For some grandparents, bonding with their grandchildren can be a rewarding, yet challenging prospect. Each grandparent faces different obstacles — long-distances between family members, non-traditional family types, and the simple generational differences — but with a little time and effort, most of these can be overcome.
With this spirit in mind, here are a few simple ideas to create a strong bond with your grandchildren:
Face time — It may sound obvious, but one the most impactful ways to bond with your grandchildren is to see them. For grandparents who live within a reasonable distance of their grandchildren, find time to visit every couple of months and spend quality time during those visits by playing cards, coloring or any other activity. For some grandparents, however, monthly visits are not a possibility. In cases of long-distance grandparenting, be sure to utilize free video chat programs and tools such as Skype or Google Hangouts. While video chatting isn’t the same as face-to-face time, it is a vast improvement over phone calls and allows you to see your grandchildrens’ faces.

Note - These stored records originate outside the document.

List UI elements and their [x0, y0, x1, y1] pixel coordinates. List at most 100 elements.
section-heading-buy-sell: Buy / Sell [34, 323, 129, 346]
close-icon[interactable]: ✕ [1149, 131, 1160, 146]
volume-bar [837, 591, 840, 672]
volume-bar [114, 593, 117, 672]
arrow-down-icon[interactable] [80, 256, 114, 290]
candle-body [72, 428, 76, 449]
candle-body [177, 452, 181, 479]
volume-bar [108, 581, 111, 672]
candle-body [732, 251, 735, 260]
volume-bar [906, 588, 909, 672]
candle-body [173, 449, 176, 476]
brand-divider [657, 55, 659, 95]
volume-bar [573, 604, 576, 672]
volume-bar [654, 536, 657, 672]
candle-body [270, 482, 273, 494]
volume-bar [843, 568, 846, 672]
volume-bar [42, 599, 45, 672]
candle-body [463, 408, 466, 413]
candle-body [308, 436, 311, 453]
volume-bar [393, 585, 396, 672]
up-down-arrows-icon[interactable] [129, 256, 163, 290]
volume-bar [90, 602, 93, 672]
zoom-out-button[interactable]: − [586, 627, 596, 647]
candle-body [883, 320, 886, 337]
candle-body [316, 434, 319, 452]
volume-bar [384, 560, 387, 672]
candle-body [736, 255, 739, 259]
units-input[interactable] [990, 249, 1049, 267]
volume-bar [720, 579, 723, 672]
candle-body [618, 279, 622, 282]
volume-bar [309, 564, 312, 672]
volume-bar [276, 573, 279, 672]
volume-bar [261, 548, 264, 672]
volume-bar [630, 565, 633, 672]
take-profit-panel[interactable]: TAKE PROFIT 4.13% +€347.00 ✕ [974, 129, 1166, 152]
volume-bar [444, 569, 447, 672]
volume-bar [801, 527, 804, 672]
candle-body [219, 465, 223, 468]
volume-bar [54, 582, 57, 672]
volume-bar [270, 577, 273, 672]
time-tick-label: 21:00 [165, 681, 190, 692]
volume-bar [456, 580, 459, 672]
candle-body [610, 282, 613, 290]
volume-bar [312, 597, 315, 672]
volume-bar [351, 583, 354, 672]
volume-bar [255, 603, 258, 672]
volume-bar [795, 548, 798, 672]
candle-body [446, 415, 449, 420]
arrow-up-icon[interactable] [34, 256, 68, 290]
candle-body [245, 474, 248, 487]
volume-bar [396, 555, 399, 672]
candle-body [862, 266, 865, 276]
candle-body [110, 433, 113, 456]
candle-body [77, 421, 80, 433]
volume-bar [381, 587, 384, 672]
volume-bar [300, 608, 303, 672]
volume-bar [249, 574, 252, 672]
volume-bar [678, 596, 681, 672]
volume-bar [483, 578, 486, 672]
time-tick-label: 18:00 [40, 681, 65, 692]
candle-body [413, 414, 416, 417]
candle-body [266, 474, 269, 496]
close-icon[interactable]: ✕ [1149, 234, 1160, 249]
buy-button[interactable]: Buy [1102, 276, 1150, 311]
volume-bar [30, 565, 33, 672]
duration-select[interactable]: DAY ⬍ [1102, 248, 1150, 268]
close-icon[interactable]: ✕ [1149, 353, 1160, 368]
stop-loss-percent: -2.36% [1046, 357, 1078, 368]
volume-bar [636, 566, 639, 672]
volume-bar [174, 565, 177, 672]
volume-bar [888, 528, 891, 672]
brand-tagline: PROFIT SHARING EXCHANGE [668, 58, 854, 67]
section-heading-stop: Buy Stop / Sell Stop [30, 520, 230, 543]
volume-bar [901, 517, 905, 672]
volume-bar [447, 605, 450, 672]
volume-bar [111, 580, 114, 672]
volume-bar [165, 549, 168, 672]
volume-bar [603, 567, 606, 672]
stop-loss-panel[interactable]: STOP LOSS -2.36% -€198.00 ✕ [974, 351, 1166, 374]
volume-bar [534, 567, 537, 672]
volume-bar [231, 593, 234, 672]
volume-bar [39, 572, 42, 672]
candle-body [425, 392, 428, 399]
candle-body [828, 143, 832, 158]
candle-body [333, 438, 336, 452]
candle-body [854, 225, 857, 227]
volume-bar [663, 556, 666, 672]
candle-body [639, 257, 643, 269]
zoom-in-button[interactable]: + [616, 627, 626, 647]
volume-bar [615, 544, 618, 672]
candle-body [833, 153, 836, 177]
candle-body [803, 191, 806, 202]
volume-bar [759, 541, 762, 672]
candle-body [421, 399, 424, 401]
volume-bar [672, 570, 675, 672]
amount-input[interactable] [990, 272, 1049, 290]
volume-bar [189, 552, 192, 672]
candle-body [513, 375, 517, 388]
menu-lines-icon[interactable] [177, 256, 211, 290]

Share your stories — Generational gaps may seem cavernous at times, but sharing stories with your grandchildren can help them relate to you. Hearing stories about your life, childhood and their parents could provide perspective and help children relate to how things were “long, long ago.” For children of a certain age, they will begin to appreciate how different things were back in the day and will likely marvel at your stories.
Be a little different — Every grandparent is known for the small, but special things they do. Consider developing a small routine that grandchildren expect to do when they visit or interact with you. For example, when your grandchildren visit, you could find a doorway or wall and measure their height — every time they visit they will get measured to see how much they’ve grown. In long distance cases, find a small, yet consistent way to interact with them. Consider mailing them a letter every month or two to develop a consistent rapport — they will be eagerly awaiting your next letter, and will love seeing their name on the envelope.
Go one-on-one — Regardless of whether you see your grandchildren every two weeks or twice a year, spending individual time with each one is important. In some cases, grandparents have multiple grandchildren, and while you will likely see them in groups, it is important to carve out time for each one to avoid favoritism. Get to know each child individually and find a few small things that capture their interest and only do those activities with them. As a result, each child will feel like they have an individual bond with you.